Although NMA’s World Edition does cover real news such as the Australian polls, plane crashes, and even finance, a lot of the stories are sex driven. The treatment is generally more Benny Hill than News of the World, but the company’s approach has aroused controversy in its home markets. Rose Chao, a spokeswoman for the Taipei city government, said that what Next Media’s newspaper, Apple Daily, has done “is to package sex crimes with animation under the name of news, and this might endanger the hearts and minds of children and adolescents,” according to The New York Times.

NMA’s staff of 200 animators knocks out videos at an impressive speed -- including more than one per day for the World Edition.
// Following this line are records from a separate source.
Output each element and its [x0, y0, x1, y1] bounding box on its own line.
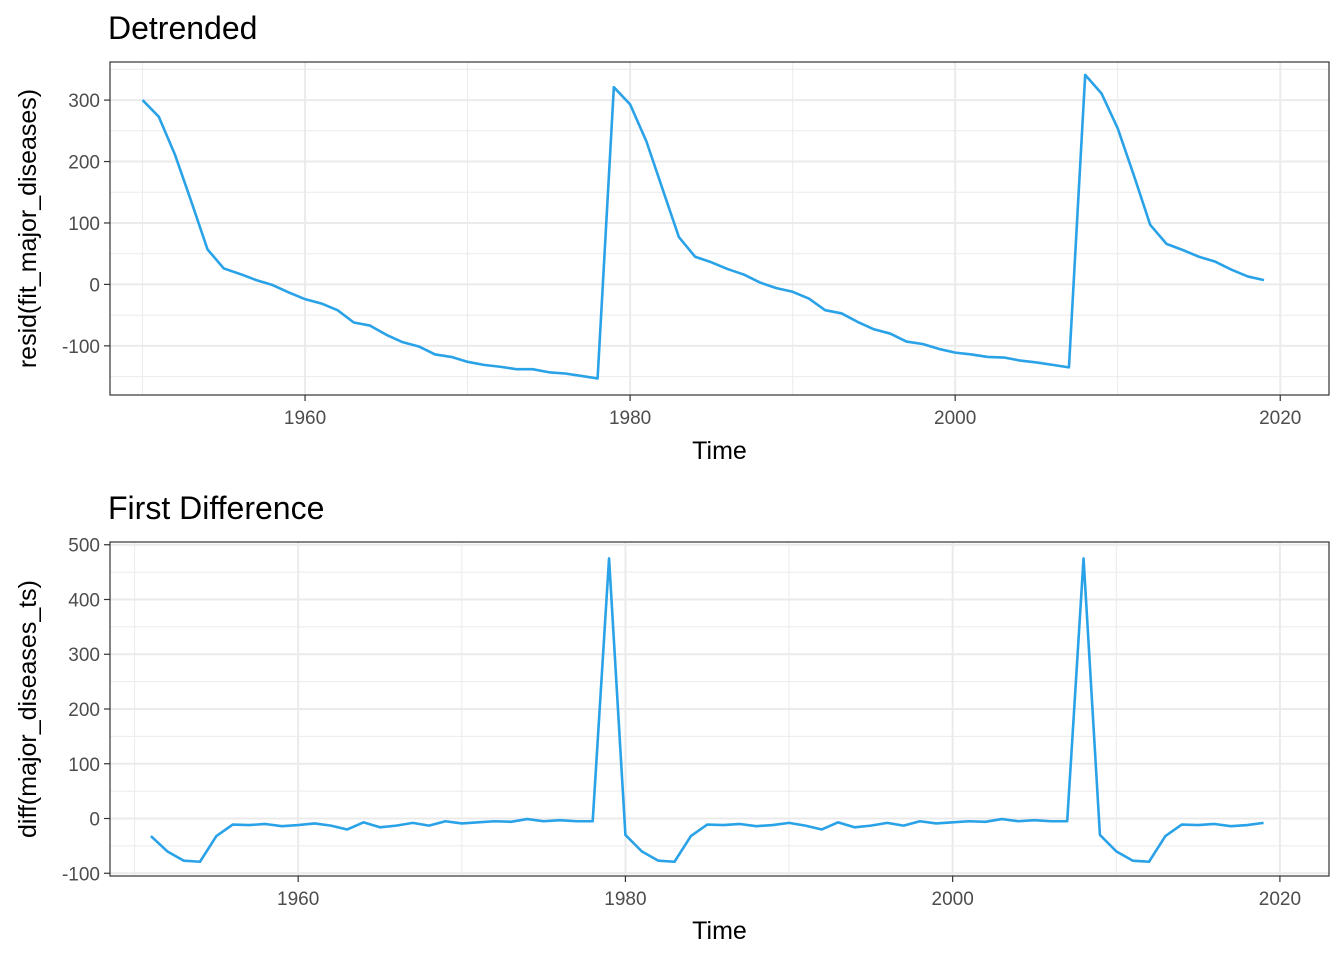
x-tick-label: 2020 [1259, 408, 1301, 429]
y-tick-label: 0 [89, 275, 100, 296]
y-tick-label: 100 [68, 755, 100, 776]
x-axis-title: Time [692, 437, 747, 465]
plot-panel-background [110, 62, 1329, 395]
y-tick-label: 200 [68, 700, 100, 721]
x-tick-label: 1960 [284, 408, 326, 429]
y-tick-label: 300 [68, 645, 100, 666]
x-tick-label: 2000 [934, 408, 976, 429]
y-tick-label: 400 [68, 590, 100, 611]
chart-title: Detrended [108, 10, 257, 46]
x-tick-label: 2020 [1259, 889, 1301, 910]
y-tick-label: 100 [68, 214, 100, 235]
y-tick-label: 500 [68, 536, 100, 557]
y-tick-label: -100 [62, 864, 100, 885]
y-tick-label: 300 [68, 91, 100, 112]
x-tick-label: 1980 [604, 889, 646, 910]
x-tick-label: 2000 [932, 889, 974, 910]
series-line [141, 73, 1265, 380]
y-axis-title: diff(major_diseases_ts) [14, 580, 42, 838]
x-axis-title: Time [692, 917, 747, 945]
plot-panel-border [109, 61, 1330, 396]
chart-title: First Difference [108, 490, 324, 526]
y-tick-label: 200 [68, 153, 100, 174]
x-tick-label: 1960 [277, 889, 319, 910]
series-line [150, 557, 1264, 864]
y-axis-title: resid(fit_major_diseases) [14, 89, 42, 368]
y-tick-label: 0 [89, 810, 100, 831]
first-difference-panel: 1960 1980 2000 2020 -100 0 100 200 300 400 500 Firs… [14, 490, 1330, 945]
x-tick-label: 1980 [609, 408, 651, 429]
detrended-panel: 1960 1980 2000 2020 -100 0 100 200 300 Detrended T… [14, 10, 1330, 465]
y-tick-label: -100 [62, 337, 100, 358]
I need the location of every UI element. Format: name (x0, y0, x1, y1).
Apple Daily is the most widely read newspaper in Taiwan and Hong Kong, and in the latter, its videos average more than 4 million hits a day.

The videos in the NMA World Edition channel on YouTube are narrated in Chinese but have English subtitles. Look for the red CC to turn on “closed captions”, if available. The videos in the NMA News channel are in Chinese with Chinese subtitles.

In a report broadcast earlier this month on Radio Australia, Professor Alan Knight, from the Asian Media Information Research Centre said:

Television news already relies heavily on constructed images, we use a lot of computer graphs, we use a lot of computer information, animation is a logical way to go, provided it's accurate and it's done in an ethical manner, just another technique for journalists. Of course, the temptation is to go a bit too far. In some ways animation is less than a problem than digitally altered images because with animation at least you know at this stage, it's cartoons, whereas with some of the ways images are manipulated, it takes an expert to work out that they've been constructed to influence your opinion.

As video animation technology is developed, you can expect to see more news outlets doing the same thing. And what the TV channels won’t show you, the web will.